I guess I've always suspected they were having problems - they've never really had the big advertisers. They tend to get ads for things of the "Call in the next ten minutes and we'll double your order..." variety. They put on hours of shows about how to tweak your system and then they sneak in there an hour long infomercial for some prebuilt computer retailer. Plus, nearly every news story they used to do had to end with the commercial involvement the entity in the story had in the channel - of course now there's less of that (can't imagine why...)

Plus another problem is simply the target audience. Computer users (yours truly included) tend to be an exclusive lot - lots of know-it-alls. I had a friend who was a complete Microsoft Whore, and he thought everyone on TechTV was nuts for "jumbling the facts" regarding Microsoft and being too pro-Linux. Go to a Slashdot thread and you'll see people who believe quite the opposite - the channel is too MS-centric. There's just no pleasing the end users. I find myself watching the Call for Help show thinking the person who mans the helm is a moron with no idea what he's talking about. That's the other problem - nerds tend to quibble on even the smallest of details.

And now the big problem TechTV has is that of programming, or lack thereof. The Tech Live stunt was a good way to cover the fact that they didn't have too much of it. They tend to run the same shows multiple times a day (which lots of networks do) but they simply don't have enough of them and with the tech boom winding down it's going to be harder to fill hours with shows about idiot web pages and yet another has-been music artist turning to MP3 (Willie Nelson). The hell of it is that when they want to, TechTV can make some of the best shows on TV. The show Big Thinkers is on par with most brainy PBS affairs, Extended Play is something I watch religiously, and John Dvorak's Silicon Spin was great (thought it looks like it's been cancelled now).
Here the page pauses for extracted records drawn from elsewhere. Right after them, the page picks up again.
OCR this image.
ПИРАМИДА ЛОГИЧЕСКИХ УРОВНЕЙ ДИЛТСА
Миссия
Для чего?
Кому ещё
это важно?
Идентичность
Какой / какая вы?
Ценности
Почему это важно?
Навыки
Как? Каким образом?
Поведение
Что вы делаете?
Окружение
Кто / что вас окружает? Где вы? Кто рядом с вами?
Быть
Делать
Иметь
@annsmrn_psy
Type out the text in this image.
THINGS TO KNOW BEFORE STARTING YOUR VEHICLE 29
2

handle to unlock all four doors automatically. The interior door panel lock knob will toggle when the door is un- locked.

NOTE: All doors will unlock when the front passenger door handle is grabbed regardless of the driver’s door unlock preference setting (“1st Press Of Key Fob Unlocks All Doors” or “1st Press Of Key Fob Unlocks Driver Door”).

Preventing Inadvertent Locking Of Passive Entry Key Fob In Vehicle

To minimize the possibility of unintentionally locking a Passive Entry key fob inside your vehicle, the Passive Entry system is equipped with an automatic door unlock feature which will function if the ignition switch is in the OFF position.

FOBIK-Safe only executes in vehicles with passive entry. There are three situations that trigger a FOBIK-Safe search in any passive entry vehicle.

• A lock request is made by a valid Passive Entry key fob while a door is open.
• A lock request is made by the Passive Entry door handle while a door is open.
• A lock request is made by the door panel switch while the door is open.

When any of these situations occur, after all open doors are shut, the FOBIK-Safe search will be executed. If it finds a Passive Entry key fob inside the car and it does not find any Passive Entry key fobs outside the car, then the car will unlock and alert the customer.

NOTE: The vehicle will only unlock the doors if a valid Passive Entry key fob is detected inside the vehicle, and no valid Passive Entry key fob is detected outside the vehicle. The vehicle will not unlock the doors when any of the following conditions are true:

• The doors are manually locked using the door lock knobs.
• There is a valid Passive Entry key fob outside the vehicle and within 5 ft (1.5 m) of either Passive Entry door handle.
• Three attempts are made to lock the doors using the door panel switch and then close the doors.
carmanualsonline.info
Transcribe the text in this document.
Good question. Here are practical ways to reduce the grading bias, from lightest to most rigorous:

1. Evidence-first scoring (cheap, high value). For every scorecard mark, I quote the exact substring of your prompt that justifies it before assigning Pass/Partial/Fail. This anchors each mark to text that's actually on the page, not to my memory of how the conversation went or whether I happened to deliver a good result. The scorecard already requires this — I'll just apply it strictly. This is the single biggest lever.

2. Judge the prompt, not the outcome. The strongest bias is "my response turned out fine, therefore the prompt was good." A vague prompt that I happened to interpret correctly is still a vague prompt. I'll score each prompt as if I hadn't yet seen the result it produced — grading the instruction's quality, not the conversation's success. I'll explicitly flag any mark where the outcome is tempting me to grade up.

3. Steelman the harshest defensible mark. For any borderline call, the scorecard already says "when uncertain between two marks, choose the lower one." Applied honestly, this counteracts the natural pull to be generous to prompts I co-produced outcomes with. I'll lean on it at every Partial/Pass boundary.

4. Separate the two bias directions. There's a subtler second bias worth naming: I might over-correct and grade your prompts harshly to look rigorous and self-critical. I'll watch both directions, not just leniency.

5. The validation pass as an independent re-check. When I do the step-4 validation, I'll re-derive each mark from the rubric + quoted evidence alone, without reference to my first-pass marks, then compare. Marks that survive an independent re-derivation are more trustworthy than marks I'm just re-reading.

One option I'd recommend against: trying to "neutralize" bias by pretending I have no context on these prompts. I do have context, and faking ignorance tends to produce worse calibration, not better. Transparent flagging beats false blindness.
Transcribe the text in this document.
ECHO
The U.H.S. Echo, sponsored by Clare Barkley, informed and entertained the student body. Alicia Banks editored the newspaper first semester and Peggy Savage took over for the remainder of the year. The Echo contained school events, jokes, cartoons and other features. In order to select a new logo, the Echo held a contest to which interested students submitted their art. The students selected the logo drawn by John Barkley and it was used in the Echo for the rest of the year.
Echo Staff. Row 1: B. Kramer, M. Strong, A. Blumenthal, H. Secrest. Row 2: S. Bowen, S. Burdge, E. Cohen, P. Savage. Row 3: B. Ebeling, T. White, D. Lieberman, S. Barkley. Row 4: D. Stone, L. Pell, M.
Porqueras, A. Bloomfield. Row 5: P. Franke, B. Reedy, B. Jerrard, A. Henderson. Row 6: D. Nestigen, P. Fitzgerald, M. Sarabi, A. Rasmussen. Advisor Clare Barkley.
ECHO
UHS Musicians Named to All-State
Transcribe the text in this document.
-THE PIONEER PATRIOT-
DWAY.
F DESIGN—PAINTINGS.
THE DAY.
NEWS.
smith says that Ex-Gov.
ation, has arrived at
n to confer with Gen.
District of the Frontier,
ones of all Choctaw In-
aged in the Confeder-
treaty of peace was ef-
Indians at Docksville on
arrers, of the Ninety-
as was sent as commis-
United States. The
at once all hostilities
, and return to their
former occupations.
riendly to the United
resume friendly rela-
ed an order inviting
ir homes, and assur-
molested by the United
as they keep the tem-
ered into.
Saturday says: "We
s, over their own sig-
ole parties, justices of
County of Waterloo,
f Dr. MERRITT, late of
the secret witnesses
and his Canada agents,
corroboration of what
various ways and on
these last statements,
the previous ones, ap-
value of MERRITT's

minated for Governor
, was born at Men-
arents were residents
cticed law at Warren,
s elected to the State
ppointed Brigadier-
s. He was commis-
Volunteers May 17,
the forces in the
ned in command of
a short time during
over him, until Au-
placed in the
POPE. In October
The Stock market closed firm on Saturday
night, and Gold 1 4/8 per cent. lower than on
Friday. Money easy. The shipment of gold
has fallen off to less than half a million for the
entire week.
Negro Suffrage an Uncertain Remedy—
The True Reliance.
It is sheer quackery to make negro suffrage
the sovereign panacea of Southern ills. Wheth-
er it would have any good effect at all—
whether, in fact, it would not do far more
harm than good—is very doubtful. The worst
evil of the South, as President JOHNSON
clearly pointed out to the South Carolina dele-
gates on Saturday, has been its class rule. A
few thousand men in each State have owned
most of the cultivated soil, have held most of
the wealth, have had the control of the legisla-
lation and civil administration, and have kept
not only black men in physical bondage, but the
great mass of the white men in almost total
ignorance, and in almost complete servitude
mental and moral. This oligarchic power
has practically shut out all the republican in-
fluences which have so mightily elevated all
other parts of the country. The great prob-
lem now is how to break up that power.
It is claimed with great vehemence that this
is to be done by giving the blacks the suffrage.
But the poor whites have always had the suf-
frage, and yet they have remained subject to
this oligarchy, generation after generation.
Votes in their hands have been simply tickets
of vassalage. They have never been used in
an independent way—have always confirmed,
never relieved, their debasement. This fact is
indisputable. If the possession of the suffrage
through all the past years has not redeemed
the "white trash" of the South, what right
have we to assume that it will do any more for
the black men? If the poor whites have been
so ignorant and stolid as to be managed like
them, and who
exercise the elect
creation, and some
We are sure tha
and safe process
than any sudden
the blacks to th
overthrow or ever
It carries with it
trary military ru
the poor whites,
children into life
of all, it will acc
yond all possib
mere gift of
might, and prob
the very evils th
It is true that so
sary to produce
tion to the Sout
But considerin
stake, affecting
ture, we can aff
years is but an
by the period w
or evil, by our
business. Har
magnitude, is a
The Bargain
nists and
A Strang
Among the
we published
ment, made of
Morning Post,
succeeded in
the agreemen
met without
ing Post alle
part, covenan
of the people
But what to do with all that excess time? Well lately on Friday nights TechTV has been trying different things. They air an occasional tech-related movie. They re-run a Nova special. This weekend, however, they're starting a 14-episode rerun of the old show Max Headroom. Max Headroom was of course the pseudo-CGI characyer that, along with Cocaine, Regan and Nintendo, epitomized the 1980's. Few people who watched his Cinemax shows and his Coca-Cola commercials realized that it was originally a British television show. Produced in 1984, it took place in the not-too-distant future (thought the "20 minutes into the future" line was obviously a bit pessimistic) where television channels were small governments, off-switches on television sets were illegal, and ratings were literally to kill for. When a network reporter got too close to the truth of an internal conspiracy to cover up Blipverts, 30 second commercials crammed into one second with the unfortunate side-effect of causing viewers to occasionally explode, the resultant chase causes him to suffer a concussion. With him in their clutches, the network gets an internal hacker to probe into his mind and re-create what it knows in a computer simulation - but the simulation (Max Headroom himself) gets loose and the rest is history.

ABC picked up the pilot and made 14 episodes, but cancelled the show and the 14th episode was never aired, prior to Bravo's resurrection of the show in the early 90's. Now it looks like TechTV is reviving the show, if for no other reason than to get some more viewers and fill some more time. I personally thought Max Headroom was great, disturbing and funny television, on the order of a less violent Robcop. I'll be taping (and possibly downloading) the episodes this time around, and doing my best not to remember the New Coke ads.